James Elsworth Kyes (April 16, 1906 - 1943) was an American naval officer.

Born in Everett, Washington, Kyes graduated from the United States Naval Academy in 1930. As commanding officer of USS Leary (DD-158), Commander Kyes was awarded the Navy Cross posthumously for "extraordinary heroism" during action against German submarines in the North Atlantic 23 December 1943. At 1:58-AM, 24 December, after his ship had received three torpedo hits and was sinking, he gave the order to abandon ship. As he prepared to leave Leary, he checked to see that none of his men remained on board and spied a kitchen mess boy whose life jacket was torn and useless. Commander Kyes removed his own jacket and handed it to the boy. He then calmly climbed over the side and was swallowed up by the waters of the cold Atlantic, gallantly sacrificing his own life to protect a young member of his crew. There is a memorial to him in the ghost town of Monte Cristo where his home burned down in 1944. The Kyes home was the Monte Cristo Hotel, which Kyes' father ran. Nearby Kyes Peak, first climbed by Kyes as a young Eagle Scout, is also named after him.

==Legacy==
In 1945, the destroyer USS James E. Kyes (DD-787) was named in his honor.

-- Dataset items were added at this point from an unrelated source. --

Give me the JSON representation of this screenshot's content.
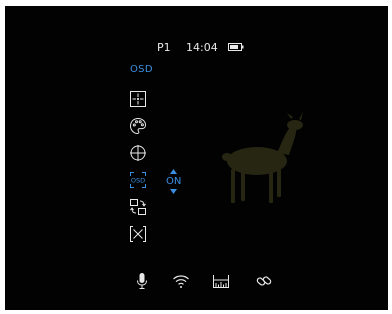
{
  "status_bar": {
    "profile": "P1",
    "time": "14:04",
    "battery_icon": "battery-icon"
  },
  "menu": {
    "title": "OSD",
    "accent_color": "#3b8fe0",
    "items": [
      {
        "icon": "reticle-icon"
      },
      {
        "icon": "palette-icon"
      },
      {
        "icon": "crosshair-icon"
      },
      {
        "icon": "osd-icon",
        "selected": true,
        "value": "ON"
      },
      {
        "icon": "pip-icon"
      },
      {
        "icon": "exit-icon"
      }
    ]
  },
  "bottom_bar": {
    "icons": [
      "microphone-icon",
      "wifi-icon",
      "rangefinder-icon",
      "link-icon"
    ]
  },
  "scene": {
    "subject": "deer-thermal-image"
  }
}
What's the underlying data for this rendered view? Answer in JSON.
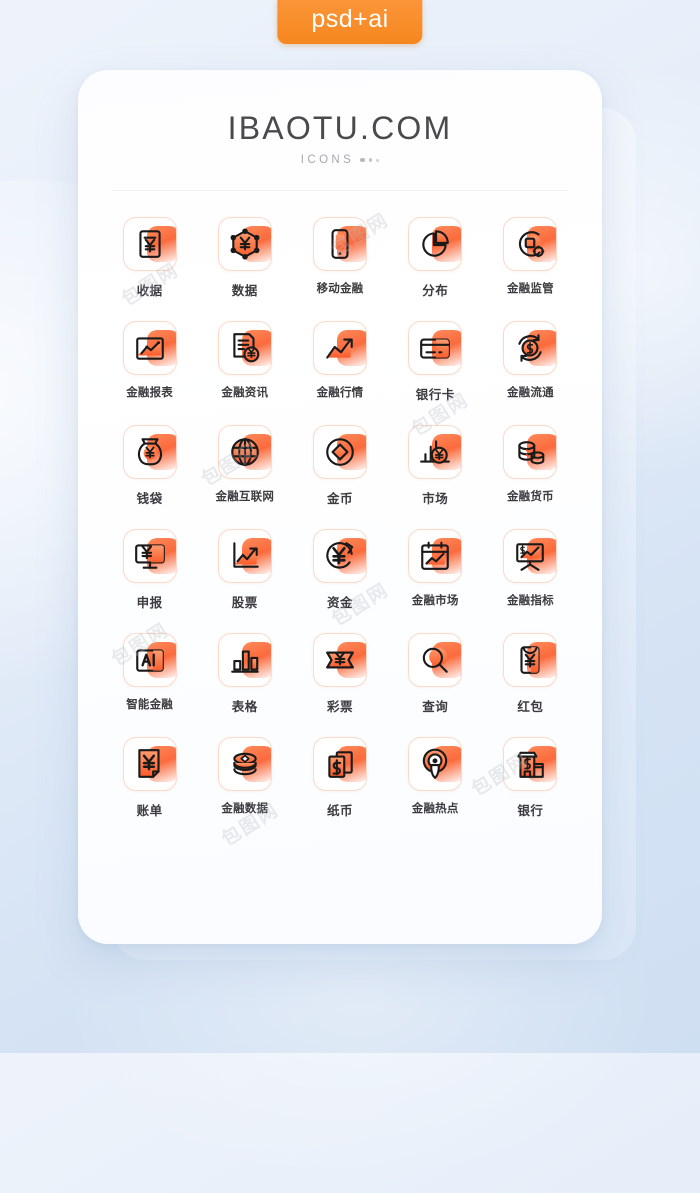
{
  "badge": {
    "label": "psd+ai",
    "color": "#f6871f"
  },
  "card": {
    "brand": "IBAOTU.COM",
    "subtitle": "ICONS"
  },
  "theme": {
    "accent_orange": "#fb6a3c",
    "accent_orange_light": "#ff8a5c",
    "tile_border": "#fcd9c8",
    "label_color": "#3c3c40",
    "background_blue": "#d5e3f4"
  },
  "watermark": {
    "text": "包图网"
  },
  "icons": [
    {
      "id": "shouju",
      "label": "收据",
      "glyph": "receipt-yen-icon"
    },
    {
      "id": "shuju",
      "label": "数据",
      "glyph": "hexagon-yen-icon"
    },
    {
      "id": "yidong-jinrong",
      "label": "移动金融",
      "glyph": "mobile-phone-icon"
    },
    {
      "id": "fenbu",
      "label": "分布",
      "glyph": "pie-chart-icon"
    },
    {
      "id": "jinrong-jianguan",
      "label": "金融监管",
      "glyph": "circle-gear-icon"
    },
    {
      "id": "jinrong-baobiao",
      "label": "金融报表",
      "glyph": "chart-frame-icon"
    },
    {
      "id": "jinrong-zixun",
      "label": "金融资讯",
      "glyph": "document-yen-icon"
    },
    {
      "id": "jinrong-hangqing",
      "label": "金融行情",
      "glyph": "trend-arrow-icon"
    },
    {
      "id": "yinhangka",
      "label": "银行卡",
      "glyph": "credit-card-icon"
    },
    {
      "id": "jinrong-liutong",
      "label": "金融流通",
      "glyph": "coin-refresh-icon"
    },
    {
      "id": "qiandai",
      "label": "钱袋",
      "glyph": "money-bag-icon"
    },
    {
      "id": "jinrong-hulianwang",
      "label": "金融互联网",
      "glyph": "globe-icon"
    },
    {
      "id": "jinbi",
      "label": "金币",
      "glyph": "gold-coin-icon"
    },
    {
      "id": "shichang",
      "label": "市场",
      "glyph": "market-bars-yen-icon"
    },
    {
      "id": "jinrong-huobi",
      "label": "金融货币",
      "glyph": "coin-stack-icon"
    },
    {
      "id": "shenbao",
      "label": "申报",
      "glyph": "monitor-yen-icon"
    },
    {
      "id": "gupiao",
      "label": "股票",
      "glyph": "stock-chart-icon"
    },
    {
      "id": "zijin",
      "label": "资金",
      "glyph": "yen-refresh-icon"
    },
    {
      "id": "jinrong-shichang",
      "label": "金融市场",
      "glyph": "calendar-chart-icon"
    },
    {
      "id": "jinrong-zhibiao",
      "label": "金融指标",
      "glyph": "presentation-board-icon"
    },
    {
      "id": "zhineng-jinrong",
      "label": "智能金融",
      "glyph": "ai-chip-icon"
    },
    {
      "id": "biaoge",
      "label": "表格",
      "glyph": "bar-chart-icon"
    },
    {
      "id": "caipiao",
      "label": "彩票",
      "glyph": "ticket-yen-icon"
    },
    {
      "id": "chaxun",
      "label": "查询",
      "glyph": "magnifier-icon"
    },
    {
      "id": "hongbao",
      "label": "红包",
      "glyph": "red-envelope-icon"
    },
    {
      "id": "zhangdan",
      "label": "账单",
      "glyph": "bill-yen-icon"
    },
    {
      "id": "jinrong-shuju",
      "label": "金融数据",
      "glyph": "ingot-stack-icon"
    },
    {
      "id": "zhibi",
      "label": "纸币",
      "glyph": "banknote-dollar-icon"
    },
    {
      "id": "jinrong-redian",
      "label": "金融热点",
      "glyph": "hotspot-pin-icon"
    },
    {
      "id": "yinhang",
      "label": "银行",
      "glyph": "bank-building-icon"
    }
  ]
}
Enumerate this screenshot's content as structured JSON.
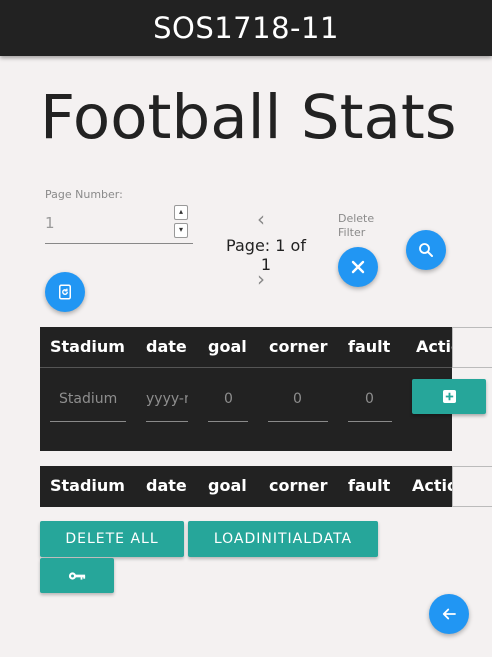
{
  "app": {
    "title": "SOS1718-11"
  },
  "page": {
    "title": "Football Stats"
  },
  "pagination": {
    "page_number_label": "Page Number:",
    "page_number_value": "1",
    "page_text_line1": "Page: 1 of",
    "page_text_line2": "1"
  },
  "filter": {
    "delete_filter_label_line1": "Delete",
    "delete_filter_label_line2": "Filter"
  },
  "table": {
    "columns": [
      "Stadium",
      "date",
      "goal",
      "corner",
      "fault",
      "Actions"
    ],
    "new_row": {
      "stadium_placeholder": "Stadium",
      "date_placeholder": "yyyy-mm-dd",
      "goal_value": "0",
      "corner_value": "0",
      "fault_value": "0"
    }
  },
  "results_table": {
    "columns": [
      "Stadium",
      "date",
      "goal",
      "corner",
      "fault",
      "Actions"
    ]
  },
  "buttons": {
    "delete_all": "DELETE ALL",
    "load_initial_data": "LOADINITIALDATA"
  },
  "icons": {
    "refresh": "refresh-icon",
    "search": "search-icon",
    "close": "close-icon",
    "add": "add-box-icon",
    "key": "key-icon",
    "back": "arrow-back-icon"
  },
  "colors": {
    "accent_blue": "#2196f3",
    "teal": "#26a69a",
    "dark": "#222222",
    "background": "#f4f1f1"
  }
}
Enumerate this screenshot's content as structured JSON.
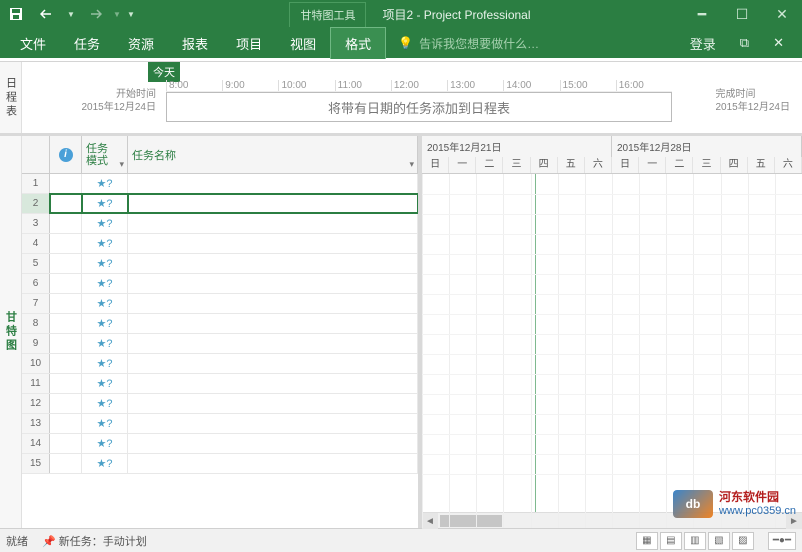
{
  "titlebar": {
    "tool_tab": "甘特图工具",
    "title": "项目2 - Project Professional"
  },
  "ribbon": {
    "tabs": [
      "文件",
      "任务",
      "资源",
      "报表",
      "项目",
      "视图",
      "格式"
    ],
    "active_index": 6,
    "tell_me": "告诉我您想要做什么…",
    "login": "登录"
  },
  "timeline": {
    "pane_label": "日程表",
    "today": "今天",
    "hours": [
      "8:00",
      "9:00",
      "10:00",
      "11:00",
      "12:00",
      "13:00",
      "14:00",
      "15:00",
      "16:00"
    ],
    "start_label": "开始时间",
    "start_date": "2015年12月24日",
    "end_label": "完成时间",
    "end_date": "2015年12月24日",
    "placeholder": "将带有日期的任务添加到日程表"
  },
  "sheet": {
    "pane_label": "甘特图",
    "columns": {
      "info_icon": "ℹ",
      "mode_l1": "任务",
      "mode_l2": "模式",
      "name": "任务名称"
    },
    "row_numbers": [
      "1",
      "2",
      "3",
      "4",
      "5",
      "6",
      "7",
      "8",
      "9",
      "10",
      "11",
      "12",
      "13",
      "14",
      "15"
    ],
    "mode_icon": "★?",
    "selected_row": 2
  },
  "gantt": {
    "weeks": [
      "2015年12月21日",
      "2015年12月28日"
    ],
    "days": [
      "日",
      "一",
      "二",
      "三",
      "四",
      "五",
      "六",
      "日",
      "一",
      "二",
      "三",
      "四",
      "五",
      "六"
    ]
  },
  "status": {
    "ready": "就绪",
    "new_task": "新任务：手动计划"
  },
  "watermark": {
    "name": "河东软件园",
    "url": "www.pc0359.cn"
  }
}
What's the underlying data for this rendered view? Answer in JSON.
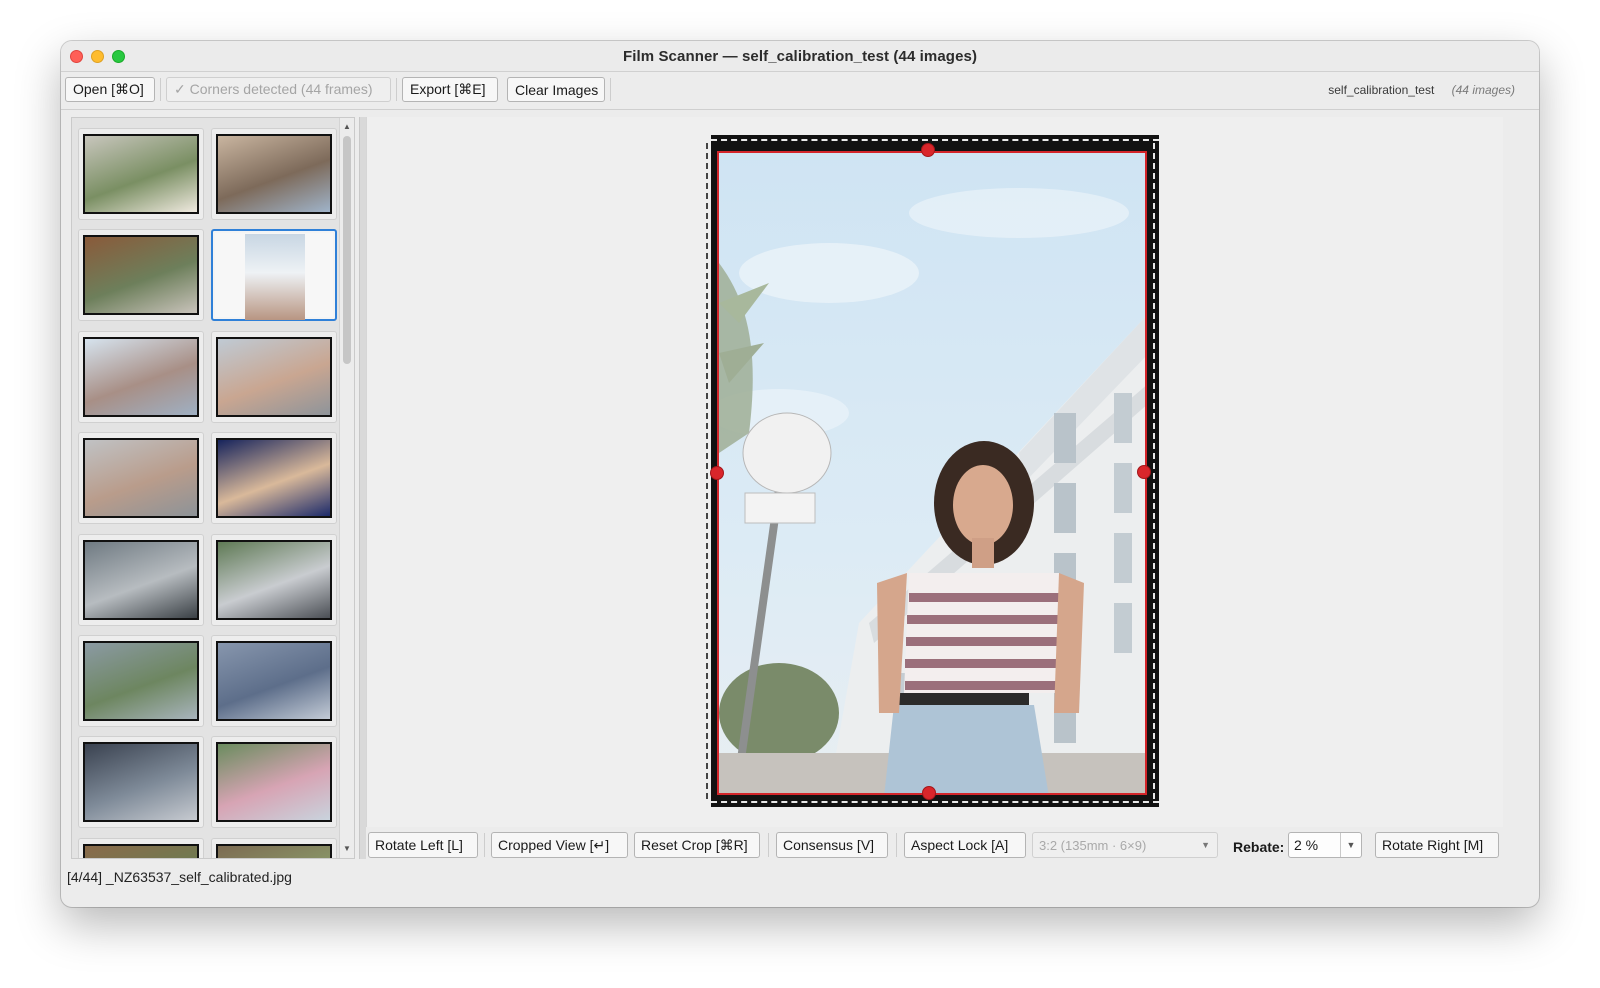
{
  "window": {
    "title": "Film Scanner — self_calibration_test  (44 images)"
  },
  "toolbar": {
    "open_label": "Open  [⌘O]",
    "corners_label": "✓ Corners detected  (44 frames)",
    "export_label": "Export  [⌘E]",
    "clear_label": "Clear Images",
    "project_name": "self_calibration_test",
    "project_count": "(44 images)"
  },
  "thumbnails": [
    {
      "icon": "photo-building-trees",
      "selected": false
    },
    {
      "icon": "photo-person-lying",
      "selected": false
    },
    {
      "icon": "photo-woman-fence",
      "selected": false
    },
    {
      "icon": "photo-woman-portrait",
      "selected": true
    },
    {
      "icon": "photo-woman-rotated",
      "selected": false
    },
    {
      "icon": "photo-woman-street",
      "selected": false
    },
    {
      "icon": "photo-woman-wall",
      "selected": false
    },
    {
      "icon": "photo-graffiti-dark",
      "selected": false
    },
    {
      "icon": "photo-crowd-cars",
      "selected": false
    },
    {
      "icon": "photo-crowd-trees",
      "selected": false
    },
    {
      "icon": "photo-street-cyclist",
      "selected": false
    },
    {
      "icon": "photo-fabric-blue",
      "selected": false
    },
    {
      "icon": "photo-crowd-arch",
      "selected": false
    },
    {
      "icon": "photo-car-trees",
      "selected": false
    },
    {
      "icon": "photo-partial-1",
      "selected": false
    },
    {
      "icon": "photo-partial-2",
      "selected": false
    }
  ],
  "controls": {
    "rotate_left": "Rotate Left  [L]",
    "cropped_view": "Cropped View  [↵]",
    "reset_crop": "Reset Crop  [⌘R]",
    "consensus": "Consensus  [V]",
    "aspect_lock": "Aspect Lock  [A]",
    "aspect_ratio": "3:2  (135mm · 6×9)",
    "rebate_label": "Rebate:",
    "rebate_value": "2 %",
    "rotate_right": "Rotate Right  [M]"
  },
  "status": {
    "text": "[4/44]   _NZ63537_self_calibrated.jpg"
  },
  "colors": {
    "crop_border": "#d3252a",
    "selection": "#2f80d8"
  }
}
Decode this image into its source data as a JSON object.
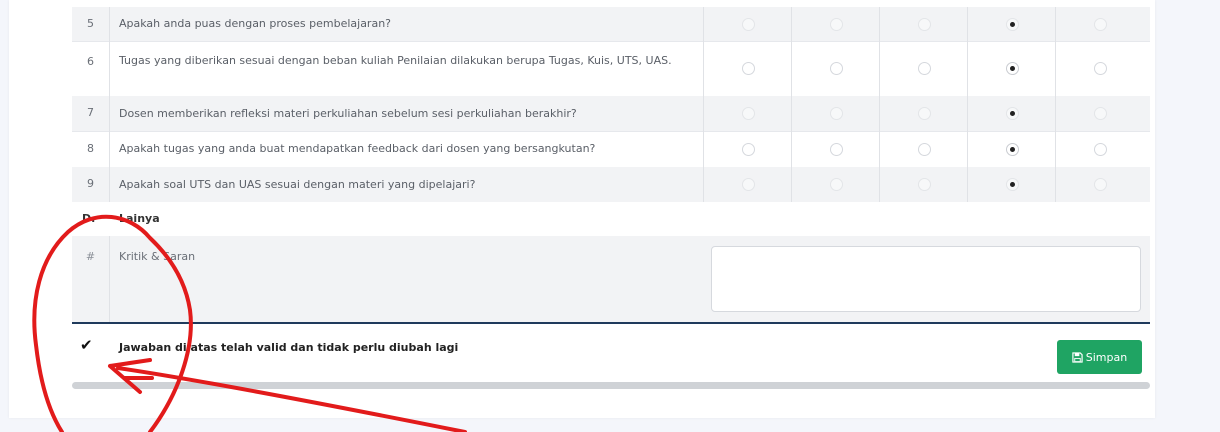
{
  "questions": [
    {
      "no": "5",
      "text": "Apakah anda puas dengan proses pembelajaran?",
      "selected": 3
    },
    {
      "no": "6",
      "text": "Tugas yang diberikan sesuai dengan beban kuliah Penilaian dilakukan berupa Tugas, Kuis, UTS, UAS.",
      "selected": 3
    },
    {
      "no": "7",
      "text": "Dosen memberikan refleksi materi perkuliahan sebelum sesi perkuliahan berakhir?",
      "selected": 3
    },
    {
      "no": "8",
      "text": "Apakah tugas yang anda buat mendapatkan feedback dari dosen yang bersangkutan?",
      "selected": 3
    },
    {
      "no": "9",
      "text": "Apakah soal UTS dan UAS sesuai dengan materi yang dipelajari?",
      "selected": 3
    }
  ],
  "section": {
    "letter": "D.",
    "title": "Lainya"
  },
  "saran": {
    "no": "#",
    "label": "Kritik & Saran",
    "value": ""
  },
  "confirm": {
    "checked": true,
    "text": "Jawaban di atas telah valid dan tidak perlu diubah lagi"
  },
  "save_button": {
    "label": "Simpan",
    "icon": "floppy-disk-icon",
    "color": "#1fa463"
  },
  "annotation": {
    "color": "#e21b1b"
  }
}
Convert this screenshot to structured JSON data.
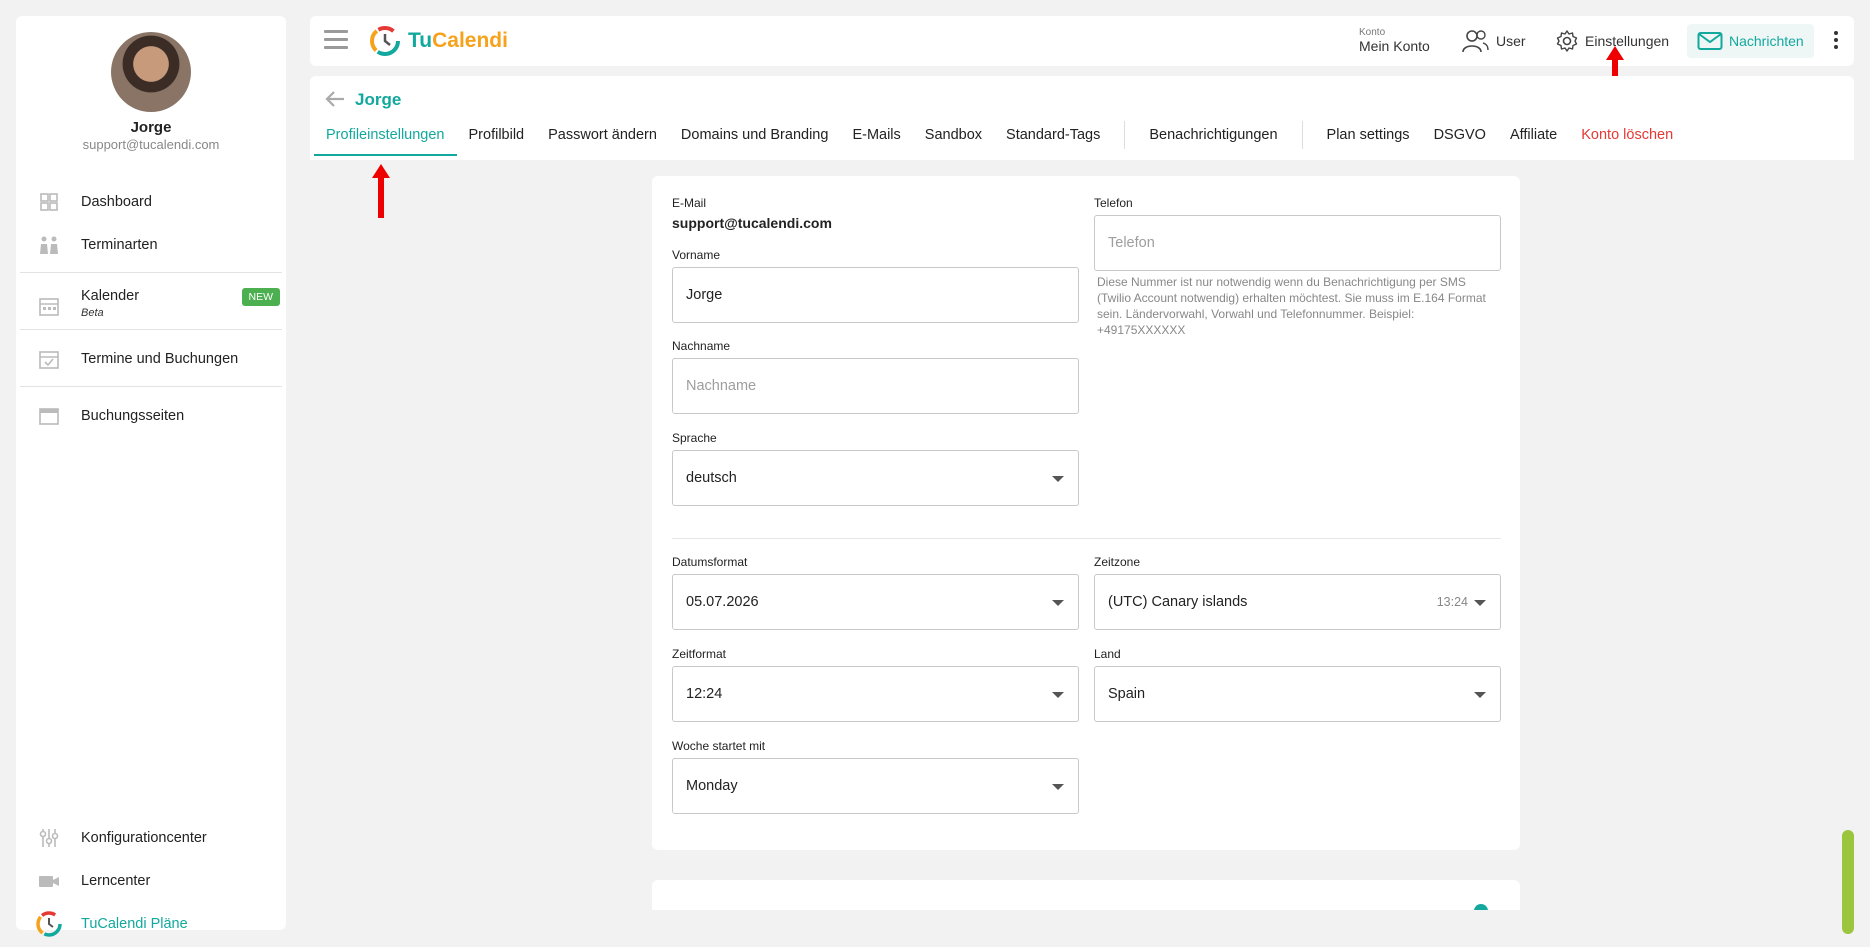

Goblin Peak in the Cascade Mountains was renamed Kyes Peak shortly after the war in commemoration of the Commander's actions. Kyes was a member of the first climbing party to summit the peak, and brought down a sapling from the peak which he then planted in the now-abandoned town of Monte Cristo, Washington. The tree still grows today alongside a plaque and a letter describing the action of December 23.